Washington, D.C., February 9, 2026 — A coalition of U.S.-based human rights and social welfare organizations on Monday issued a stark warning that Bangladesh’s secular democracy and its religious and ethnic minorities face an existential threat ahead of the country’s parliamentary elections scheduled for February 12, 2026.

Speaking at a press briefing at the National Press Club in Washington, representatives from groups including the Bangladeshi Hindu, Buddhist and Christian Unity Council USA, Bangladesh Human Rights Watch, the Democracy Restoration Forum, United Hindus of USA, Jagannath Hall Alumni Association, and Amnesty Freedom alleged that Islamist forces led by Jamaat-e-Islami are poised to seize power through the electoral process. They claimed Jamaat-e-Islami is operating through surrogate political platforms such as the National Citizens Party (NCP) and the Amar Bangladesh Party (AB Party).

The speakers drew parallels with the rise of Islamist governments in Algeria in 1991 and Egypt in 2012, warning that Bangladesh could be transformed into a Sharia-governed Islamic state under a Majlis-e-Shura, ultimately moving toward a caliphate model similar to Afghanistan or ISIL-controlled territories.

The organizations accused Jamaat-e-Islami and its allies of having a historic role in the 1971 genocide during Bangladesh’s War of Independence, in which an estimated three million people were killed, around 200,000 women were subjected to sexual violence, and nearly 10 million—mostly Hindus—were forced to flee to India. They said these same forces are now reasserting themselves politically.
According to the speakers, the situation sharply deteriorated after August 5, 2024, when violent unrest led to the collapse of the elected Awami League government. They alleged that Islamist groups, with ideological and logistical backing from transnational extremist networks, toppled the government and installed Nobel laureate Dr. Muhammad Yunus as head of an interim administration on August 8, 2024, to facilitate an Islamist electoral victory.

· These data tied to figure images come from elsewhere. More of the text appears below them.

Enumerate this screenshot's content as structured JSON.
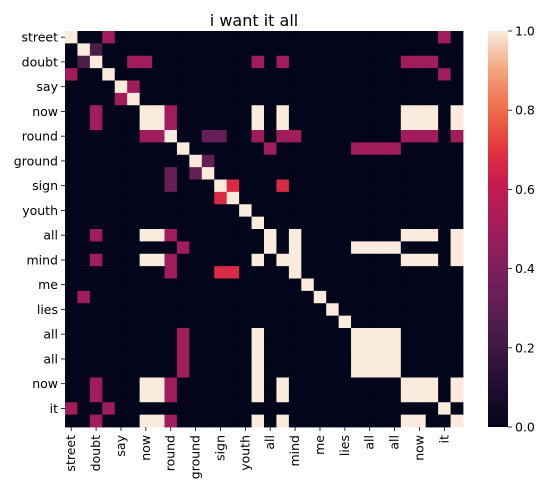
{
  "chart_data": {
    "type": "heatmap",
    "title": "i want it all",
    "tokens": [
      "street",
      "doubt",
      "doubt",
      "say",
      "say",
      "now",
      "now",
      "round",
      "round",
      "ground",
      "ground",
      "sign",
      "sign",
      "youth",
      "youth",
      "all",
      "all",
      "mind",
      "mind",
      "me",
      "me",
      "lies",
      "lies",
      "all",
      "all",
      "all",
      "all",
      "now",
      "now",
      "now",
      "it",
      "it"
    ],
    "x_tick_labels": [
      "street",
      "doubt",
      "say",
      "now",
      "round",
      "ground",
      "sign",
      "youth",
      "all",
      "mind",
      "me",
      "lies",
      "all",
      "all",
      "now",
      "it"
    ],
    "y_tick_labels": [
      "street",
      "doubt",
      "say",
      "now",
      "round",
      "ground",
      "sign",
      "youth",
      "all",
      "mind",
      "me",
      "lies",
      "all",
      "all",
      "now",
      "it"
    ],
    "colorbar": {
      "ticks": [
        0.0,
        0.2,
        0.4,
        0.6,
        0.8,
        1.0
      ],
      "min": 0.0,
      "max": 1.0,
      "colormap": "rocket"
    },
    "matrix": [
      [
        1,
        0,
        0,
        0.5,
        0,
        0,
        0,
        0,
        0,
        0,
        0,
        0,
        0,
        0,
        0,
        0,
        0,
        0,
        0,
        0,
        0,
        0,
        0,
        0,
        0,
        0,
        0,
        0,
        0,
        0,
        0.5,
        0
      ],
      [
        0,
        1,
        0.25,
        0,
        0,
        0,
        0,
        0,
        0,
        0,
        0,
        0,
        0,
        0,
        0,
        0,
        0,
        0,
        0,
        0,
        0,
        0,
        0,
        0,
        0,
        0,
        0,
        0,
        0,
        0,
        0,
        0
      ],
      [
        0,
        0.25,
        1,
        0,
        0,
        0.5,
        0.5,
        0,
        0,
        0,
        0,
        0,
        0,
        0,
        0,
        0.5,
        0,
        0.5,
        0,
        0,
        0,
        0,
        0,
        0,
        0,
        0,
        0,
        0.5,
        0.5,
        0.5,
        0,
        0
      ],
      [
        0.5,
        0,
        0,
        1,
        0,
        0,
        0,
        0,
        0,
        0,
        0,
        0,
        0,
        0,
        0,
        0,
        0,
        0,
        0,
        0,
        0,
        0,
        0,
        0,
        0,
        0,
        0,
        0,
        0,
        0,
        0.5,
        0
      ],
      [
        0,
        0,
        0,
        0,
        1,
        0.5,
        0,
        0,
        0,
        0,
        0,
        0,
        0,
        0,
        0,
        0,
        0,
        0,
        0,
        0,
        0,
        0,
        0,
        0,
        0,
        0,
        0,
        0,
        0,
        0,
        0,
        0
      ],
      [
        0,
        0,
        0,
        0,
        0.5,
        1,
        0,
        0,
        0,
        0,
        0,
        0,
        0,
        0,
        0,
        0,
        0,
        0,
        0,
        0,
        0,
        0,
        0,
        0,
        0,
        0,
        0,
        0,
        0,
        0,
        0,
        0
      ],
      [
        0,
        0,
        0.5,
        0,
        0,
        0,
        1,
        1,
        0.5,
        0,
        0,
        0,
        0,
        0,
        0,
        1,
        0,
        1,
        0,
        0,
        0,
        0,
        0,
        0,
        0,
        0,
        0,
        1,
        1,
        1,
        0,
        1
      ],
      [
        0,
        0,
        0.5,
        0,
        0,
        0,
        1,
        1,
        0.5,
        0,
        0,
        0,
        0,
        0,
        0,
        1,
        0,
        1,
        0,
        0,
        0,
        0,
        0,
        0,
        0,
        0,
        0,
        1,
        1,
        1,
        0,
        1
      ],
      [
        0,
        0,
        0,
        0,
        0,
        0,
        0.5,
        0.5,
        1,
        0,
        0,
        0.33,
        0.33,
        0,
        0,
        0.5,
        0,
        0.5,
        0.5,
        0,
        0,
        0,
        0,
        0,
        0,
        0,
        0,
        0.5,
        0.5,
        0.5,
        0,
        0.5
      ],
      [
        0,
        0,
        0,
        0,
        0,
        0,
        0,
        0,
        0,
        1,
        0,
        0,
        0,
        0,
        0,
        0,
        0.5,
        0,
        0,
        0,
        0,
        0,
        0,
        0.5,
        0.5,
        0.5,
        0.5,
        0,
        0,
        0,
        0,
        0
      ],
      [
        0,
        0,
        0,
        0,
        0,
        0,
        0,
        0,
        0,
        0,
        1,
        0.33,
        0,
        0,
        0,
        0,
        0,
        0,
        0,
        0,
        0,
        0,
        0,
        0,
        0,
        0,
        0,
        0,
        0,
        0,
        0,
        0
      ],
      [
        0,
        0,
        0,
        0,
        0,
        0,
        0,
        0,
        0.33,
        0,
        0.33,
        1,
        0,
        0,
        0,
        0,
        0,
        0,
        0,
        0,
        0,
        0,
        0,
        0,
        0,
        0,
        0,
        0,
        0,
        0,
        0,
        0
      ],
      [
        0,
        0,
        0,
        0,
        0,
        0,
        0,
        0,
        0.33,
        0,
        0,
        0,
        1,
        0.67,
        0,
        0,
        0,
        0.67,
        0,
        0,
        0,
        0,
        0,
        0,
        0,
        0,
        0,
        0,
        0,
        0,
        0,
        0
      ],
      [
        0,
        0,
        0,
        0,
        0,
        0,
        0,
        0,
        0,
        0,
        0,
        0,
        0.67,
        1,
        0,
        0,
        0,
        0,
        0,
        0,
        0,
        0,
        0,
        0,
        0,
        0,
        0,
        0,
        0,
        0,
        0,
        0
      ],
      [
        0,
        0,
        0,
        0,
        0,
        0,
        0,
        0,
        0,
        0,
        0,
        0,
        0,
        0,
        1,
        0,
        0,
        0,
        0,
        0,
        0,
        0,
        0,
        0,
        0,
        0,
        0,
        0,
        0,
        0,
        0,
        0
      ],
      [
        0,
        0,
        0,
        0,
        0,
        0,
        0,
        0,
        0,
        0,
        0,
        0,
        0,
        0,
        0,
        1,
        0,
        0,
        0,
        0,
        0,
        0,
        0,
        0,
        0,
        0,
        0,
        0,
        0,
        0,
        0,
        0
      ],
      [
        0,
        0,
        0.5,
        0,
        0,
        0,
        1,
        1,
        0.5,
        0,
        0,
        0,
        0,
        0,
        0,
        0,
        1,
        0,
        1,
        0,
        0,
        0,
        0,
        0,
        0,
        0,
        0,
        1,
        1,
        1,
        0,
        1
      ],
      [
        0,
        0,
        0,
        0,
        0,
        0,
        0,
        0,
        0,
        0.5,
        0,
        0,
        0,
        0,
        0,
        0,
        1,
        0,
        1,
        0,
        0,
        0,
        0,
        1,
        1,
        1,
        1,
        0,
        0,
        0,
        0,
        1
      ],
      [
        0,
        0,
        0.5,
        0,
        0,
        0,
        1,
        1,
        0.5,
        0,
        0,
        0,
        0,
        0,
        0,
        1,
        0,
        1,
        1,
        0,
        0,
        0,
        0,
        0,
        0,
        0,
        0,
        1,
        1,
        1,
        0,
        1
      ],
      [
        0,
        0,
        0,
        0,
        0,
        0,
        0,
        0,
        0.5,
        0,
        0,
        0,
        0.67,
        0.67,
        0,
        0,
        0,
        0,
        1,
        0,
        0,
        0,
        0,
        0,
        0,
        0,
        0,
        0,
        0,
        0,
        0,
        0
      ],
      [
        0,
        0,
        0,
        0,
        0,
        0,
        0,
        0,
        0,
        0,
        0,
        0,
        0,
        0,
        0,
        0,
        0,
        0,
        0,
        1,
        0,
        0,
        0,
        0,
        0,
        0,
        0,
        0,
        0,
        0,
        0,
        0
      ],
      [
        0,
        0.5,
        0,
        0,
        0,
        0,
        0,
        0,
        0,
        0,
        0,
        0,
        0,
        0,
        0,
        0,
        0,
        0,
        0,
        0,
        1,
        0,
        0,
        0,
        0,
        0,
        0,
        0,
        0,
        0,
        0,
        0
      ],
      [
        0,
        0,
        0,
        0,
        0,
        0,
        0,
        0,
        0,
        0,
        0,
        0,
        0,
        0,
        0,
        0,
        0,
        0,
        0,
        0,
        0,
        1,
        0,
        0,
        0,
        0,
        0,
        0,
        0,
        0,
        0,
        0
      ],
      [
        0,
        0,
        0,
        0,
        0,
        0,
        0,
        0,
        0,
        0,
        0,
        0,
        0,
        0,
        0,
        0,
        0,
        0,
        0,
        0,
        0,
        0,
        1,
        0,
        0,
        0,
        0,
        0,
        0,
        0,
        0,
        0
      ],
      [
        0,
        0,
        0,
        0,
        0,
        0,
        0,
        0,
        0,
        0.5,
        0,
        0,
        0,
        0,
        0,
        1,
        0,
        0,
        0,
        0,
        0,
        0,
        0,
        1,
        1,
        1,
        1,
        0,
        0,
        0,
        0,
        0
      ],
      [
        0,
        0,
        0,
        0,
        0,
        0,
        0,
        0,
        0,
        0.5,
        0,
        0,
        0,
        0,
        0,
        1,
        0,
        0,
        0,
        0,
        0,
        0,
        0,
        1,
        1,
        1,
        1,
        0,
        0,
        0,
        0,
        0
      ],
      [
        0,
        0,
        0,
        0,
        0,
        0,
        0,
        0,
        0,
        0.5,
        0,
        0,
        0,
        0,
        0,
        1,
        0,
        0,
        0,
        0,
        0,
        0,
        0,
        1,
        1,
        1,
        1,
        0,
        0,
        0,
        0,
        0
      ],
      [
        0,
        0,
        0,
        0,
        0,
        0,
        0,
        0,
        0,
        0.5,
        0,
        0,
        0,
        0,
        0,
        1,
        0,
        0,
        0,
        0,
        0,
        0,
        0,
        1,
        1,
        1,
        1,
        0,
        0,
        0,
        0,
        0
      ],
      [
        0,
        0,
        0.5,
        0,
        0,
        0,
        1,
        1,
        0.5,
        0,
        0,
        0,
        0,
        0,
        0,
        1,
        0,
        1,
        0,
        0,
        0,
        0,
        0,
        0,
        0,
        0,
        0,
        1,
        1,
        1,
        0,
        1
      ],
      [
        0,
        0,
        0.5,
        0,
        0,
        0,
        1,
        1,
        0.5,
        0,
        0,
        0,
        0,
        0,
        0,
        1,
        0,
        1,
        0,
        0,
        0,
        0,
        0,
        0,
        0,
        0,
        0,
        1,
        1,
        1,
        0,
        1
      ],
      [
        0.5,
        0,
        0,
        0.5,
        0,
        0,
        0,
        0,
        0,
        0,
        0,
        0,
        0,
        0,
        0,
        0,
        0,
        0,
        0,
        0,
        0,
        0,
        0,
        0,
        0,
        0,
        0,
        0,
        0,
        0,
        1,
        0
      ],
      [
        0,
        0,
        0.5,
        0,
        0,
        0,
        1,
        1,
        0.5,
        0,
        0,
        0,
        0,
        0,
        0,
        1,
        0,
        1,
        0,
        0,
        0,
        0,
        0,
        0,
        0,
        0,
        0,
        1,
        1,
        0,
        0,
        1
      ]
    ]
  }
}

Human rights groups claimed that since then, more than 2,900 incidents of violence against religious and ethnic minorities have been documented, including arson attacks, lynchings, rapes, and at least 182 murders. They cited the killing of Dipu Chandra Das in December 2025 and widespread attacks on Hindu, Buddhist, Christian, and Indigenous communities as evidence of systematic persecution.

The briefing also highlighted what speakers described as mass repression of the Awami League, including the banning of its political activities, thousands of arrests under “Operation Devil Hunt,” and deaths in custody of senior leaders, including former cabinet minister Ramesh Chandra Sen in February 2026. They alleged that more than 350,000 party members and supporters have been detained and that tens of thousands have fled the country.

Speakers further accused the interim government of dismantling press freedom, citing assaults, murders, mass dismissals of journalists, fabricated legal cases, and the burning of major newspapers in December 2025.
Calling the upcoming election “neither free nor inclusive,” several speakers warned that excluding the Awami League—Bangladesh’s largest political party—effectively disenfranchises more than half of the electorate, including moderate Muslims and all religious minorities.
Concluding the briefing, the organizations urged the United Nations, the United States, and other democratic nations to take immediate action, warning that failure to do so could result in irreversible damage to Bangladesh’s secular foundations and regional security. They said international pressure could still prevent what they described as a looming humanitarian and democratic catastrophe.